Second, you are responsible for the service providers you choose at all times. In the event of an investigation, regulators are looking for a proof that you diligently and with due care made effort to prevent money laundering/terrorist financing of occurring. Diligence starts with the selection of your AML/KYC provider. Carefully document your evaluation and decision process. The questions you need to answer are:
- Which criteria did you use to evaluate the vendor? The price is not a sufficient decision factor.
- How does it meet the needs of your business?
- Which other products and providers did you research in detail?
- Who recommended the service provider and what do you know about its business model and reputation?
Evaluation questions for potential vendors
You have selected a set of vendors that cover your business and risk needs. To assess their expertise and fit-for-purpose, ask the following questions:
- Data sources: Many of the modern FinTech startups are born-global companies. This increases their market size. In the same time, the complexity of the AML/KYC process rises with every new country and legislation. You need to understand if the potential providers have direct access to local business registers and their equivalents. This point grows more important when service includes disclosure and verification of the beneficial owner. Your vendor could additionally utilise databases by third-party providers. The sources in use for PEP and sanction screening are of particular importance for you.
- Supported languages: The language differences and particularly the alphabet in use provide additional difficulties for serving customers from various countries. Many small vendors only cover documents using the Latin alphabet. Some providers guarantee data extraction from documents in Cyrillic, Arabic or Chinese. The experience shows that you always need to ask for a demo.
- Third-party data sources: A lot of vendors integrate third-party software in their solutions. This helps them enhance their product and offer comprehensive solutions. However, an incomplete database can cause a lot of problems. It is accordingly very important to evaluate the data quality of the different sources. Ask for a list of the utilized databases. If the provider has developed its own, request information on the data sources.
- Data quality: The data sources are important. However, the way the vendor applies this information is equally important. Do they check bank accounts and further data sources in addition to the name of the potential customer during onboarding? Are they using fuzzy logic or matching algorithms during the database screening? How do they limit false positives? Are Adverse Media & Negative Press search part of the screening process? How often do they update their databases? Do they utilize biometrics, machine learning, enhance data manually or use a mix of these technologies?

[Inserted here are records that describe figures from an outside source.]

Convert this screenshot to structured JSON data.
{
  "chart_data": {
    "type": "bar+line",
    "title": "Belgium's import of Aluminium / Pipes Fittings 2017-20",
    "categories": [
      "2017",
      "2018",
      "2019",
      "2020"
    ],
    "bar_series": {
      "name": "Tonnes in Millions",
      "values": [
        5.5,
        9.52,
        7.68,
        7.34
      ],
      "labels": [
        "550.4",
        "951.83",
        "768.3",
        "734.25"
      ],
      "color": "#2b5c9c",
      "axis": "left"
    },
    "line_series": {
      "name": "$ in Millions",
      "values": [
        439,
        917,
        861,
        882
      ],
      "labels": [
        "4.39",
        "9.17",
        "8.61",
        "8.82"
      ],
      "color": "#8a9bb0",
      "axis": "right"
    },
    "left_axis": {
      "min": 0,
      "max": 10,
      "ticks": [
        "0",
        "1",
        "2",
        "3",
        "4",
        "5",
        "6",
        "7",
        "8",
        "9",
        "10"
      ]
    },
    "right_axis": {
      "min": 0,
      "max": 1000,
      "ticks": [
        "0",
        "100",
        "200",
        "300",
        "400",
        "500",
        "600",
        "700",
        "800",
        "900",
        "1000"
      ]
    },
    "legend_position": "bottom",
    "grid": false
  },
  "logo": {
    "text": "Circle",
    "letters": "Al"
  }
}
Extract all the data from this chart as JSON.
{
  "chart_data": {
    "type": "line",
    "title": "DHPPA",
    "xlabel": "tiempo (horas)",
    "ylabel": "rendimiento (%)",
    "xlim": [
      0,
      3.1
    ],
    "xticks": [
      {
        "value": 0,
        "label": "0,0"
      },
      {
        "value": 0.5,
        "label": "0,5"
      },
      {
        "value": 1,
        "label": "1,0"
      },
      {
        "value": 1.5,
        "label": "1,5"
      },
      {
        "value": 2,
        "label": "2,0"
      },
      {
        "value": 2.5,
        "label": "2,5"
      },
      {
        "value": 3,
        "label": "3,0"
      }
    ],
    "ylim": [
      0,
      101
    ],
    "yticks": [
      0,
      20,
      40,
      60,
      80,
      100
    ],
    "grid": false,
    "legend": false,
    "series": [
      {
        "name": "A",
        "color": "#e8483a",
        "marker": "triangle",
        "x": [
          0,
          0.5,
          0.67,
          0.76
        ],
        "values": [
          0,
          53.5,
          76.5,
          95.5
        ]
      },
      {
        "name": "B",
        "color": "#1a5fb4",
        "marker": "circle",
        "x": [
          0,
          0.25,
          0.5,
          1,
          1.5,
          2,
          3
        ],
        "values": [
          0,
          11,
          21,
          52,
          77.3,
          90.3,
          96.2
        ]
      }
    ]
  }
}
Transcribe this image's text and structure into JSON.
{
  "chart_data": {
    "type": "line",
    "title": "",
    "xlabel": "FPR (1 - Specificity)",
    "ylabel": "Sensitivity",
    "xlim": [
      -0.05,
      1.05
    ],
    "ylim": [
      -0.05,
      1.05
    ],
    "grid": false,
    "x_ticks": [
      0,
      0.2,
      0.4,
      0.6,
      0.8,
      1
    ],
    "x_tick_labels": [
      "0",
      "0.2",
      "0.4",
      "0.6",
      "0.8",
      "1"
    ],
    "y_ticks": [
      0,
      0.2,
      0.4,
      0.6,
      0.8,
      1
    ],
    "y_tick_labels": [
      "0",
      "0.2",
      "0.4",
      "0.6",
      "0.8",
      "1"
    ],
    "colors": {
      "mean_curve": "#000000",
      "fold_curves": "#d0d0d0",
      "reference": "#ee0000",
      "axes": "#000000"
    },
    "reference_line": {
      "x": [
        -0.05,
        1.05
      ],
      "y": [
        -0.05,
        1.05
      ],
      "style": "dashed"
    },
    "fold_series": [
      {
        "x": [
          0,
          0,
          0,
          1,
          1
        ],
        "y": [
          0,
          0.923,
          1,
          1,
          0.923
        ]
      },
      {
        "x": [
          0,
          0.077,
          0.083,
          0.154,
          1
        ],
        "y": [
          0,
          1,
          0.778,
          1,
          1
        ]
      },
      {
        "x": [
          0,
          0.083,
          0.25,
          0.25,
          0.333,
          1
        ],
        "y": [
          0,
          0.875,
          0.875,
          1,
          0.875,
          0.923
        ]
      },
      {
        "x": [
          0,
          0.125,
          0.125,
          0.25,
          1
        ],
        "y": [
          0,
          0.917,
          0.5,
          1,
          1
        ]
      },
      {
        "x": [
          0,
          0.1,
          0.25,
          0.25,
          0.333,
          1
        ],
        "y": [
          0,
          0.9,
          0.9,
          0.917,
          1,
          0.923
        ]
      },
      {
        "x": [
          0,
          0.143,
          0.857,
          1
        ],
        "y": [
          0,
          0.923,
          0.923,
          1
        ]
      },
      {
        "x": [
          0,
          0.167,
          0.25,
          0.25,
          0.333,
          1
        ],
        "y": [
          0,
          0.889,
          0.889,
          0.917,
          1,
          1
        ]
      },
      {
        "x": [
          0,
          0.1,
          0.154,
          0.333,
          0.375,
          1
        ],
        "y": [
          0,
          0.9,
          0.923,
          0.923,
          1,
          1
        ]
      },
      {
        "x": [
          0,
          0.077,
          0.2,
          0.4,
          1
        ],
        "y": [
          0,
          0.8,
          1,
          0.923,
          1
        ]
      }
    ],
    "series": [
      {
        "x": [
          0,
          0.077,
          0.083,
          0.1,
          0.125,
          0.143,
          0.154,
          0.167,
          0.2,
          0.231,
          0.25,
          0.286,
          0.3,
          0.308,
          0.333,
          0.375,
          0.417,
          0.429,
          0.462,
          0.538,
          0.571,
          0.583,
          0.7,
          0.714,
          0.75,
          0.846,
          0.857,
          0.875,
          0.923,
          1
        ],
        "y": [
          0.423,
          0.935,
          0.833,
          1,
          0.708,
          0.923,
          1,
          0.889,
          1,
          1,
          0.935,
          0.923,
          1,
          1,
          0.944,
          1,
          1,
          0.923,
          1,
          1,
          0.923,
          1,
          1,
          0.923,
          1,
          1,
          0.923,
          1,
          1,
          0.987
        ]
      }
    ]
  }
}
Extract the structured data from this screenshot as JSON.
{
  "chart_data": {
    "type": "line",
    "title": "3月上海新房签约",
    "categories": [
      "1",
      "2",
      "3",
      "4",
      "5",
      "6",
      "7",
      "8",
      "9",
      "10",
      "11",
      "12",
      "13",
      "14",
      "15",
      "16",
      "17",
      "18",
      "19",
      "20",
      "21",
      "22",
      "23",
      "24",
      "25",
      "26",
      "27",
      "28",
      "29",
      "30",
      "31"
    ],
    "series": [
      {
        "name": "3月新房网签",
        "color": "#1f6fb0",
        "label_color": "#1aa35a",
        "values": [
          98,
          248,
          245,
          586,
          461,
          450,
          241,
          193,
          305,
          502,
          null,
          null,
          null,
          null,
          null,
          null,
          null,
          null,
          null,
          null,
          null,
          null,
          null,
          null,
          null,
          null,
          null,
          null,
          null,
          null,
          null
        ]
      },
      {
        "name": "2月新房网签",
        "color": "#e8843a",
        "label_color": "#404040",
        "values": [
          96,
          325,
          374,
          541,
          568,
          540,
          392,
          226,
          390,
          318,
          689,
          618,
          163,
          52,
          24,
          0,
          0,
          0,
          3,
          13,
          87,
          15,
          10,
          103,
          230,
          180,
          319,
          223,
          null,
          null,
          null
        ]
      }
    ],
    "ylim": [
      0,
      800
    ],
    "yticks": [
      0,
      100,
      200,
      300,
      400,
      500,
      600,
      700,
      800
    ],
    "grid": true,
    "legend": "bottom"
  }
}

- Data security: Security and data privacy concerns rise with personal data accumulation. To execute an AML/KYC check, the vendor must access customers’ personal data. GDPR welcomes you. Where does the provider store the data and for how long? Who has access to it and why?
- Audit trail: Your potential provider must regularly send you a detailed result or assessment reports. An audit trail is a must. In the case of a regulator’s investigation, this is the way to prove that you complied with the law.
- Vendor liability: Some providers focus on verification, authentication and due diligence. Others go further and offer you “suggestions” or “professional advice” whether you should onboard a potential customer. Especially for the second type of service providers, you need to understand to what extent the company assumes responsibility. Are they going to cover your loses if they have made a mistake? In practice, most providers reduce their liability as much as possible.
AML/KYC requirements are here to stay. The trend shows that they will only get tougher. Startups should use their resources smarter. Building immediately fully-fledged compliance department and dedicating staff to perform costly, manual compliance process might be not the most efficient way. AML/KYC providers help new companies automate authentication and due diligence processes and as well as reduce regulatory risk. However, you have to choose your provider wisely.